Mais, dès le début, Sœur Sara a critiqué leur idéologie nazie par
ses écrits et, quand ils s’installent plus fortement au pays et
déportent massivement les Juifs vers les camps d’extermination, elle
en recueille dans sa maison de la rue Bokréta à Budapest, dont elle
est, à ce moment-là, supérieure. Elle en a sauvé en tout une
centaine. D’ailleurs, toute sa Congrégation agit de même, mais c’est
hautement dangereux. Alors, avec la permission de sa supérieure
hiérarchique, en sa présence et celle d’une autre religieuse, Sœur
Sara prononce l’acte d’offrande de sa vie. Elle y demande notamment
que les sœurs de sa congrégation soient épargnées en échange de sa
propre vie.

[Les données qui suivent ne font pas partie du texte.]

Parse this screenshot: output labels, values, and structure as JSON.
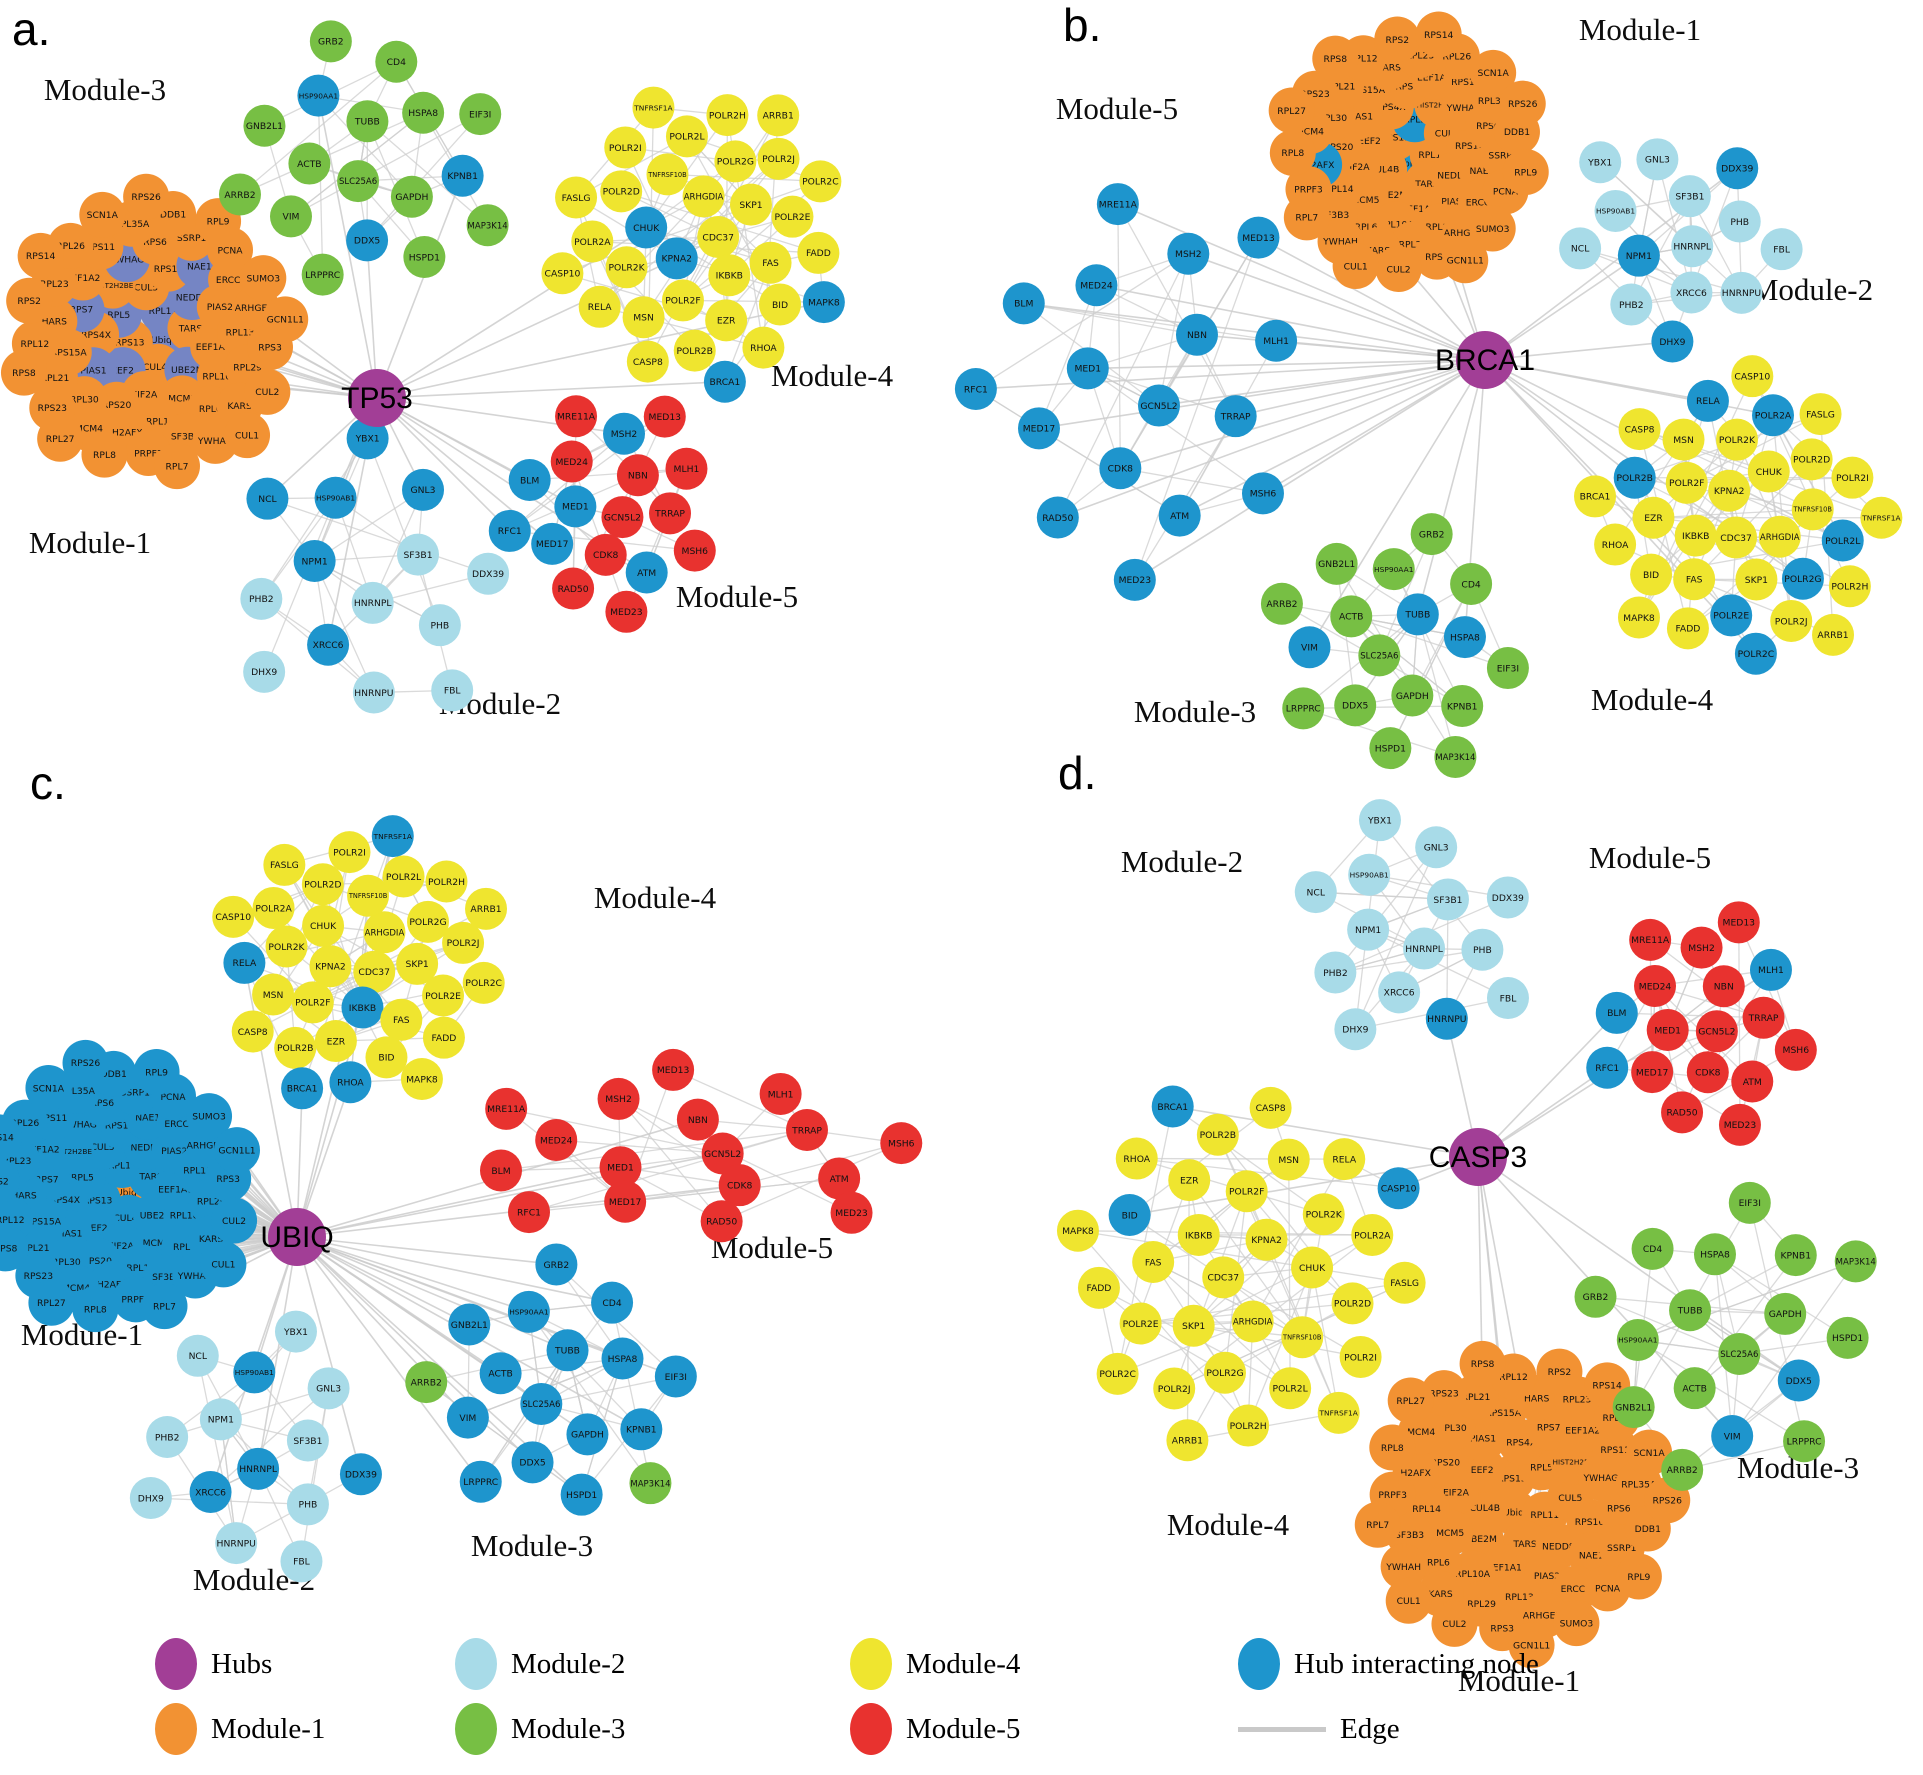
{
  "figure": {
    "description": "Hub gene interaction networks with five modules per hub"
  },
  "colors": {
    "hub": "#A23E96",
    "m1": "#F29233",
    "m2": "#A8DBE8",
    "m3": "#77BF44",
    "m4": "#EFE52F",
    "m5": "#E8322F",
    "interacting": "#1E95CD",
    "interacting_slate": "#7585C4",
    "edge": "#CDCDCD"
  },
  "gene_sets": {
    "module1": [
      "Ubiq",
      "RPS13",
      "RPL11",
      "CUL4B",
      "RPL5",
      "TARS",
      "EEF2",
      "CUL5",
      "UBE2M",
      "RPS4X",
      "NEDD8",
      "EIF2A",
      "HIST2H2BE",
      "EEF1A1",
      "PIAS1",
      "RPS16",
      "MCM5",
      "RPS7",
      "PIAS2",
      "RPS20",
      "YWHAG",
      "RPL10A",
      "RPS15A",
      "NAE1",
      "RPL14",
      "EEF1A2",
      "RPL13",
      "RPL30",
      "RPS6",
      "RPL6",
      "HARS",
      "ERCC4",
      "H2AFX",
      "RPS11",
      "RPL29",
      "RPL21",
      "SSRP1",
      "SF3B3",
      "RPL23",
      "ARHGEF4",
      "MCM4",
      "RPL35A",
      "KARS",
      "RPL12",
      "PCNA",
      "PRPF3",
      "RPL26",
      "RPS3",
      "RPS23",
      "DDB1",
      "YWHAH",
      "RPS2",
      "SUMO3",
      "RPL8",
      "SCN1A",
      "CUL2",
      "RPS8",
      "RPL9",
      "RPL7",
      "RPS14",
      "GCN1L1",
      "RPL27",
      "RPS26",
      "CUL1"
    ],
    "module2": [
      "HNRNPL",
      "NPM1",
      "SF3B1",
      "XRCC6",
      "HSP90AB1",
      "PHB",
      "PHB2",
      "GNL3",
      "HNRNPU",
      "NCL",
      "DDX39",
      "DHX9",
      "YBX1",
      "FBL"
    ],
    "module3": [
      "SLC25A6",
      "TUBB",
      "GAPDH",
      "ACTB",
      "HSPA8",
      "DDX5",
      "HSP90AA1",
      "KPNB1",
      "VIM",
      "CD4",
      "HSPD1",
      "GNB2L1",
      "EIF3I",
      "LRPPRC",
      "GRB2",
      "MAP3K14",
      "ARRB2"
    ],
    "module4": [
      "CDC37",
      "KPNA2",
      "ARHGDIA",
      "IKBKB",
      "CHUK",
      "SKP1",
      "POLR2F",
      "TNFRSF10B",
      "FAS",
      "POLR2K",
      "POLR2G",
      "EZR",
      "POLR2D",
      "POLR2E",
      "MSN",
      "POLR2L",
      "BID",
      "POLR2A",
      "POLR2J",
      "POLR2B",
      "POLR2I",
      "FADD",
      "RELA",
      "POLR2H",
      "RHOA",
      "FASLG",
      "POLR2C",
      "CASP8",
      "TNFRSF1A",
      "MAPK8",
      "CASP10",
      "ARRB1",
      "BRCA1"
    ],
    "module5": [
      "GCN5L2",
      "MED1",
      "NBN",
      "CDK8",
      "MED24",
      "TRRAP",
      "MED17",
      "MSH2",
      "ATM",
      "BLM",
      "MLH1",
      "RAD50",
      "MRE11A",
      "MSH6",
      "RFC1",
      "MED13",
      "MED23"
    ]
  },
  "panels": [
    {
      "id": "a",
      "letter": "a.",
      "hub": {
        "label": "TP53"
      },
      "modules": [
        {
          "key": "m1",
          "name": "Module-1",
          "set": "module1",
          "base": "m1",
          "alt": "interacting_slate",
          "alt_nodes": [
            "Ubiq",
            "RPL11",
            "RPL5",
            "EEF2",
            "UBE2M",
            "NEDD8",
            "PIAS1",
            "RPS7",
            "YWHAG",
            "NAE1"
          ]
        },
        {
          "key": "m2",
          "name": "Module-2",
          "set": "module2",
          "base": "m2",
          "alt": "interacting",
          "alt_nodes": [
            "XRCC6",
            "NPM1",
            "HSP90AB1",
            "GNL3",
            "NCL",
            "YBX1"
          ]
        },
        {
          "key": "m3",
          "name": "Module-3",
          "set": "module3",
          "base": "m3",
          "alt": "interacting",
          "alt_nodes": [
            "DDX5",
            "KPNB1",
            "HSP90AA1"
          ]
        },
        {
          "key": "m4",
          "name": "Module-4",
          "set": "module4",
          "base": "m4",
          "alt": "interacting",
          "alt_nodes": [
            "KPNA2",
            "CHUK",
            "MAPK8",
            "BRCA1"
          ]
        },
        {
          "key": "m5",
          "name": "Module-5",
          "set": "module5",
          "base": "m5",
          "alt": "interacting",
          "alt_nodes": [
            "MSH2",
            "MED17",
            "MED1",
            "RFC1",
            "BLM",
            "ATM"
          ]
        }
      ]
    },
    {
      "id": "b",
      "letter": "b.",
      "hub": {
        "label": "BRCA1"
      },
      "modules": [
        {
          "key": "m1",
          "name": "Module-1",
          "set": "module1",
          "base": "m1",
          "alt": "interacting",
          "alt_nodes": [
            "H2AFX",
            "Ubiq",
            "RPL5"
          ]
        },
        {
          "key": "m2",
          "name": "Module-2",
          "set": "module2",
          "base": "m2",
          "alt": "interacting",
          "alt_nodes": [
            "NPM1",
            "DHX9",
            "DDX39"
          ]
        },
        {
          "key": "m3",
          "name": "Module-3",
          "set": "module3",
          "base": "m3",
          "alt": "interacting",
          "alt_nodes": [
            "TUBB",
            "HSPA8",
            "VIM"
          ]
        },
        {
          "key": "m4",
          "name": "Module-4",
          "set": "module4",
          "base": "m4",
          "alt": "interacting",
          "alt_nodes": [
            "POLR2A",
            "POLR2B",
            "POLR2C",
            "POLR2L",
            "POLR2E",
            "POLR2G",
            "RELA"
          ]
        },
        {
          "key": "m5",
          "name": "Module-5",
          "set": "module5",
          "base": "interacting",
          "alt": "interacting",
          "alt_nodes": []
        }
      ]
    },
    {
      "id": "c",
      "letter": "c.",
      "hub": {
        "label": "UBIQ"
      },
      "modules": [
        {
          "key": "m1",
          "name": "Module-1",
          "set": "module1",
          "base": "interacting",
          "alt": "m1",
          "alt_nodes": [
            "Ubiq"
          ]
        },
        {
          "key": "m2",
          "name": "Module-2",
          "set": "module2",
          "base": "m2",
          "alt": "interacting",
          "alt_nodes": [
            "HSP90AB1",
            "HNRNPL",
            "XRCC6",
            "DDX39"
          ]
        },
        {
          "key": "m3",
          "name": "Module-3",
          "set": "module3",
          "base": "interacting",
          "alt": "m3",
          "alt_nodes": [
            "ARRB2",
            "MAP3K14"
          ]
        },
        {
          "key": "m4",
          "name": "Module-4",
          "set": "module4",
          "base": "m4",
          "alt": "interacting",
          "alt_nodes": [
            "BRCA1",
            "IKBKB",
            "RELA",
            "RHOA",
            "TNFRSF1A"
          ]
        },
        {
          "key": "m5",
          "name": "Module-5",
          "set": "module5",
          "base": "m5",
          "alt": "interacting",
          "alt_nodes": []
        }
      ]
    },
    {
      "id": "d",
      "letter": "d.",
      "hub": {
        "label": "CASP3"
      },
      "modules": [
        {
          "key": "m1",
          "name": "Module-1",
          "set": "module1",
          "base": "m1",
          "alt": "interacting",
          "alt_nodes": []
        },
        {
          "key": "m2",
          "name": "Module-2",
          "set": "module2",
          "base": "m2",
          "alt": "interacting",
          "alt_nodes": [
            "HNRNPU"
          ]
        },
        {
          "key": "m3",
          "name": "Module-3",
          "set": "module3",
          "base": "m3",
          "alt": "interacting",
          "alt_nodes": [
            "VIM",
            "DDX5"
          ]
        },
        {
          "key": "m4",
          "name": "Module-4",
          "set": "module4",
          "base": "m4",
          "alt": "interacting",
          "alt_nodes": [
            "BRCA1",
            "CASP10",
            "BID"
          ]
        },
        {
          "key": "m5",
          "name": "Module-5",
          "set": "module5",
          "base": "m5",
          "alt": "interacting",
          "alt_nodes": [
            "RFC1",
            "MLH1",
            "BLM"
          ]
        }
      ]
    }
  ],
  "legend": {
    "items": [
      {
        "color_key": "hub",
        "label": "Hubs"
      },
      {
        "color_key": "m2",
        "label": "Module-2"
      },
      {
        "color_key": "m4",
        "label": "Module-4"
      },
      {
        "color_key": "interacting",
        "label": "Hub interacting node"
      },
      {
        "color_key": "m1",
        "label": "Module-1"
      },
      {
        "color_key": "m3",
        "label": "Module-3"
      },
      {
        "color_key": "m5",
        "label": "Module-5"
      },
      {
        "color_key": "edge",
        "label": "Edge"
      }
    ]
  }
}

Son vœu ne tardera pas à être exaucé. Cela se réalisera
un mois seulement avant la libération de la ville, alors que les
russes encerclent déjà la cité. Le matin du 27 décembre 1944, elle
donne aux sœurs de sa maison une conférence … sur le martyre ; et le
même jour elle est dénoncée (par une ouvrière recueillie dans la
maison!), puis arrêtée. Des miliciens pro-nazis (des
‘Croix-Fléchées’), l’emmènent jusqu’au Danube
avec sa consœur et amie d’enfance, la catéchiste Vilma Bernovits, et
quatre suspects (des juifs).
Tous sont alignés au bord
du fleuve, contraints à se dévêtir complètement, puis par une même
fusillade, sont projetés dans les eaux glacées du fleuve, au pied du
pont de la Liberté. Juste avant l’exécution, elle s’est tournée vers
ses bourreaux, faisant un signe de croix et levant les yeux au ciel.
Comme le souhaitait sœur Sara, la communauté n’a pas connu d’autres
victimes, ni de la part des nazis, ni du régime communiste qui a
suivi.
Sœur
Salkahazi est reconnue en Israël par Yad Vashem comme "Juste des
Nations", elle a son mémorial à Jérusalem depuis 1969. Quant à sœur
Bernovits, elle est vénérée aussi parmi les ‘Justes’ depuis 2003.